After reading it, it is important to deposit 500 yuan per month

Home > Finance

After reading it, it is important to deposit 500 yuan per month

2017-01-12 00:36:08 12 ℃

Say on wages can not go home, but for most of us wage earners, stable source is more important than fortune. Because the salary is not only a basic guarantee of life, an important premise is our occupation planning and financial planning, so the use of monthly wages, do the occupation career salary plan, or you can take it as a springboard to go on the road of entrepreneurship, bid farewell to the count of living wage.

How to spend every month? How to use it?

First of all, take your salary seriously

On the Internet to see a lot of friends reflect, save money, I do not know where the money. And when it comes to wage planning, where do we start?

If I say, salary planning the first step is to take your wages seriously, we are not going to laugh: who can not pay seriously? No, there are some people who don't take their pay seriously.

Generally have the following situations:

1 people who consider themselves low paid

Feel their wages are too low, but also the money is earned out of the savings, so the side of the side of the side of the side with no sigh of any change. Over the years, it is estimated that the wage is still low, still can not save money.

As we see, every month if you deposit 500, a period of five years, according to the calculation of the first 5 years after your every 5 years time of the way, in the context of interest rates unchanged, after 30 years (55 years) a total of 352300.94 yuan, is not a small income?

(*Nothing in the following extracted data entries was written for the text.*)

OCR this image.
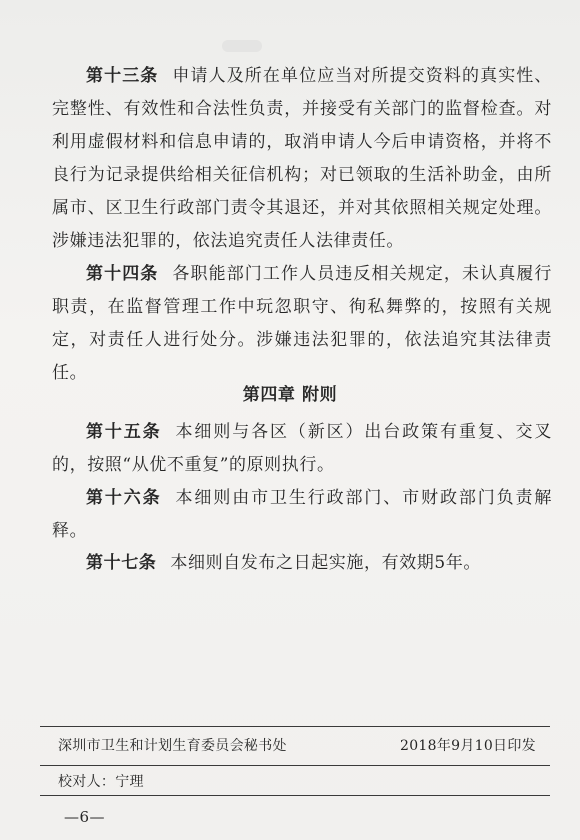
第十三条 申请人及所在单位应当对所提交资料的真实性、完整性、有效性和合法性负责，并接受有关部门的监督检查。对利用虚假材料和信息申请的，取消申请人今后申请资格，并将不良行为记录提供给相关征信机构；对已领取的生活补助金，由所属市、区卫生行政部门责令其退还，并对其依照相关规定处理。涉嫌违法犯罪的，依法追究责任人法律责任。

第十四条 各职能部门工作人员违反相关规定，未认真履行职责，在监督管理工作中玩忽职守、徇私舞弊的，按照有关规定，对责任人进行处分。涉嫌违法犯罪的，依法追究其法律责任。

第四章 附则

第十五条 本细则与各区（新区）出台政策有重复、交叉的，按照“从优不重复”的原则执行。

第十六条 本细则由市卫生行政部门、市财政部门负责解释。

第十七条 本细则自发布之日起实施，有效期5年。

深圳市卫生和计划生育委员会秘书处	2018年9月10日印发
校对人：宁理
—6—
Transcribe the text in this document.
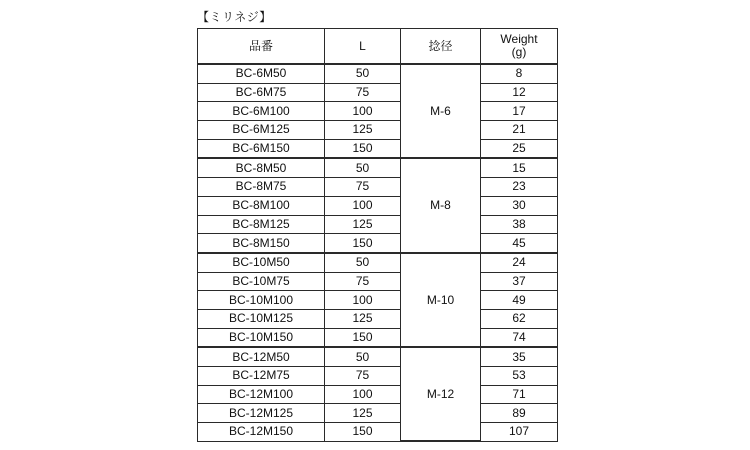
【ミリネジ】
品番	L	捻径	Weight
(g)

BC-6M50	50	M-6	8
BC-6M75	75		12
BC-6M100	100		17
BC-6M125	125		21
BC-6M150	150		25
BC-8M50	50	M-8	15
BC-8M75	75		23
BC-8M100	100		30
BC-8M125	125		38
BC-8M150	150		45
BC-10M50	50	M-10	24
BC-10M75	75		37
BC-10M100	100		49
BC-10M125	125		62
BC-10M150	150		74
BC-12M50	50	M-12	35
BC-12M75	75		53
BC-12M100	100		71
BC-12M125	125		89
BC-12M150	150		107
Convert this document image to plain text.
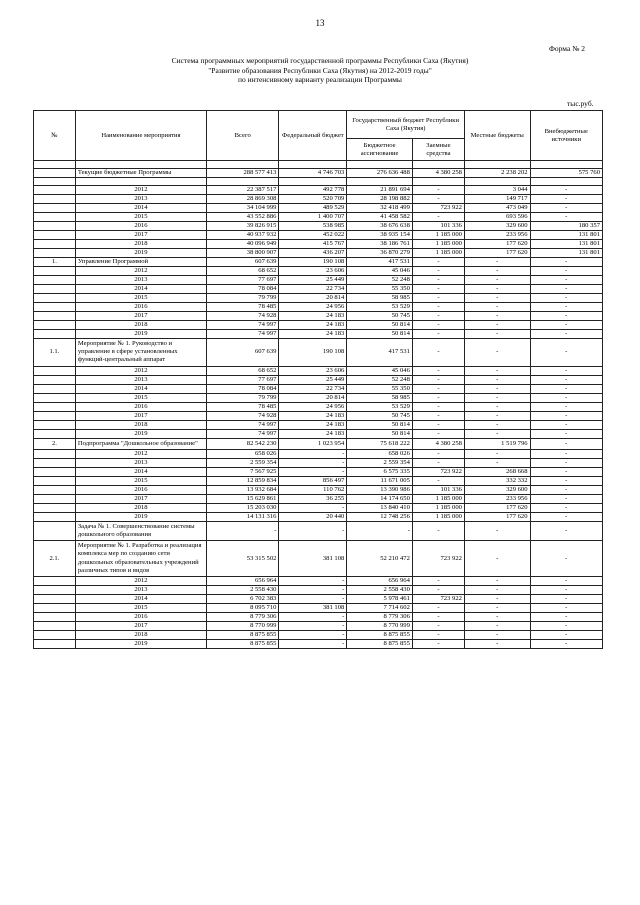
13
Форма № 2
Система программных мероприятий государственной программы Республики Саха (Якутия)
"Развитие образования Республики Саха (Якутия) на 2012-2019 годы"
по интенсивному варианту реализации Программы
тыс.руб.
№	Наименование мероприятия	Всего	Федеральный бюджет	Государственный бюджет Республики Саха (Якутия)		Местные бюджеты	Внебюджетные источники
				Бюджетное ассигнование	Заемные средства		

	Текущие бюджетные Программы	288 577 413	4 746 703	276 636 488	4 380 258	2 238 202	575 760

	2012	22 387 517	492 778	21 891 694	-	3 044	-
	2013	28 869 308	520 709	28 198 882	-	149 717	-
	2014	34 104 999	489 529	32 418 499	723 922	473 049	-
	2015	43 552 886	1 400 707	41 458 582	-	693 596	-
	2016	39 826 915	538 985	38 676 638	101 336	329 600	180 357
	2017	40 937 932	452 022	38 935 154	1 185 000	233 956	131 801
	2018	40 096 949	415 767	38 186 761	1 185 000	177 620	131 801
	2019	38 800 907	436 207	36 870 279	1 185 000	177 620	131 801
1.	Управление Программой	607 639	190 108	417 531	-	-	-
	2012	68 652	23 606	45 046	-	-	-
	2013	77 697	25 449	52 248	-	-	-
	2014	78 084	22 734	55 350	-	-	-
	2015	79 799	20 814	58 985	-	-	-
	2016	78 485	24 956	53 529	-	-	-
	2017	74 928	24 183	50 745	-	-	-
	2018	74 997	24 183	50 814	-	-	-
	2019	74 997	24 183	50 814	-	-	-
1.1.	Мероприятие № 1. Руководство и управление в сфере установленных функций-центральный аппарат	607 639	190 108	417 531	-	-	-
	2012	68 652	23 606	45 046	-	-	-
	2013	77 697	25 449	52 248	-	-	-
	2014	78 084	22 734	55 350	-	-	-
	2015	79 799	20 814	58 985	-	-	-
	2016	78 485	24 956	53 529	-	-	-
	2017	74 928	24 183	50 745	-	-	-
	2018	74 997	24 183	50 814	-	-	-
	2019	74 997	24 183	50 814	-	-	-
2.	Подпрограмма "Дошкольное образование"	82 542 230	1 023 954	75 618 222	4 380 258	1 519 796	-
	2012	658 026	-	658 026	-	-	-
	2013	2 559 354	-	2 559 354	-	-	-
	2014	7 567 925	-	6 575 335	723 922	268 668	-
	2015	12 859 834	856 497	11 671 005	-	332 332	-
	2016	13 932 684	110 762	13 390 986	101 336	329 600	-
	2017	15 629 861	36 255	14 174 650	1 185 000	233 956	-
	2018	15 203 030	-	13 840 410	1 185 000	177 620	-
	2019	14 131 316	20 440	12 748 256	1 185 000	177 620	-
	Задача № 1. Совершенствование системы дошкольного образования	-	-	-	-	-	-
2.1.	Мероприятие № 1. Разработка и реализация комплекса мер по созданию сети дошкольных образовательных учреждений различных типов и видов	53 315 502	381 108	52 210 472	723 922	-	-
	2012	656 964	-	656 964	-	-	-
	2013	2 558 430	-	2 558 430	-	-	-
	2014	6 702 383	-	5 978 461	723 922	-	-
	2015	8 095 710	381 108	7 714 602	-	-	-
	2016	8 779 306	-	8 779 306	-	-	-
	2017	8 770 999	-	8 770 999	-	-	-
	2018	8 875 855	-	8 875 855	-	-	-
	2019	8 875 855	-	8 875 855	-	-	-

2 people who are well paid but don't care

Some people pay well enough money to spend, but do not know where the money is, TA does not know how much, because there is no bookkeeping habits.

3 real high paying people

A lot of people paid a year, probably hundreds of thousands, millions of TA may also, know a lot of money they earn, afford a house car child, but what he doesn't care about the money in the account, money more or less is not clear.

Regardless of our salary, this is our hard work in exchange for the low, do not be discouraged, high not proud, take it seriously, after must have good returns!

Do a good job planning

In the workplace, a lucky man is always a few, a lot of people are paid a spiral, a start is relatively low, compared to focus on workplace occupation planning, but also pay attention to financial investment. Compare a 10 years ago and now earn ten thousand yuan a month to earn ten thousand yuan between feel the gap, you know if you do not have a lifetime to seriously invest only rely on wage income to compete with others, how passive.

Salary planning is a long-term project, from the income to capital management, we do all the work and pay money, planning the final step is to own the hopes and dreams have a clear goal, to guide you step by step toward that way.

Low salary also want to manage money, serious accounting throttling, so rational consumption, and then improve their ability to eventually rise income, make more money.

Low wage + + financial accounting system to improve the ability to pay = original asset accumulation

High wages, but also to finance, invest properly in their sustainable limits, to maximize your money income, realize the value of wealth. Of course, wages will never be too high, you can also pursue higher.

High salary + reasonable salary plan = more and more of your assets

Well, now how to do wage planning in the end.

1, combing the past year household assets and liabilities and cash flow

Inventory of their own, is the first step in financial management.

How to know their own income, how to spend their own money, spent some money, you can grasp their own economic status, so as to make a reasonable plan. Through the analysis of the financial, to know how many resources in 2017.

The first category: the money that has been earned, that is, the current assets. Here, the asset is to subtract the liabilities, that is, the final net assets.

Second: the future can continue to earn money, that is, family \/ personal income. In order to be more accurate, it is recommended to lose monthly or additional expenses, that is, the final figure is the actual annual surplus.

2, according to the family financial situation, assess their risk tolerance

There are three kinds of risk tolerance assessment: conservative, balanced and radical.

Simply put, the assessment of risk tolerance, we have to consider from the age, the amount of funds, investment objectives, subjective risk preferences and liquidity considerations.

3 develop financial goals and plans

If the past year we have achieved a goal, then the beginning of the new year, we need to according to their actual financial situation, adjust or re enact reasonable and feasible financial objectives.

Keep in mind that these goals must be in accordance with their financial situation and can be quantified with the goal of digital. That is not a monthly salary of 3000, two years to save 500 thousand "target. It is a monthly salary of 8000 yuan this year, saved 50 thousand yuan "or" after 15 years, 1 million yuan to give children enough time to study abroad"

4 allocation of financial products according to financial objectives

The salary is not high enough and no accumulation of capital, not to participate in the proposed risk degree is too high or too complicated investment, may be more appropriate allocation of low-risk fixed income financial means, such as 12 months, the annual yield of about 7% products.

Fund investment is also a good choice, it can solve the following three questions:

First, the investment period is long enough to be able to fully diluted costs, improve revenue;

Second, do not spend more energy on the timing;

Third, mandatory monthly savings;

In addition, accidents, medical treatment, the risk of a variety of threats to life, but also to bring economic burden to the family. So we have to adopt a method to deal with personal risk and to minimize the economic burden. Prior to the investment plan, the first to do insurance planning, to buy insurance to buy the right to buy insurance.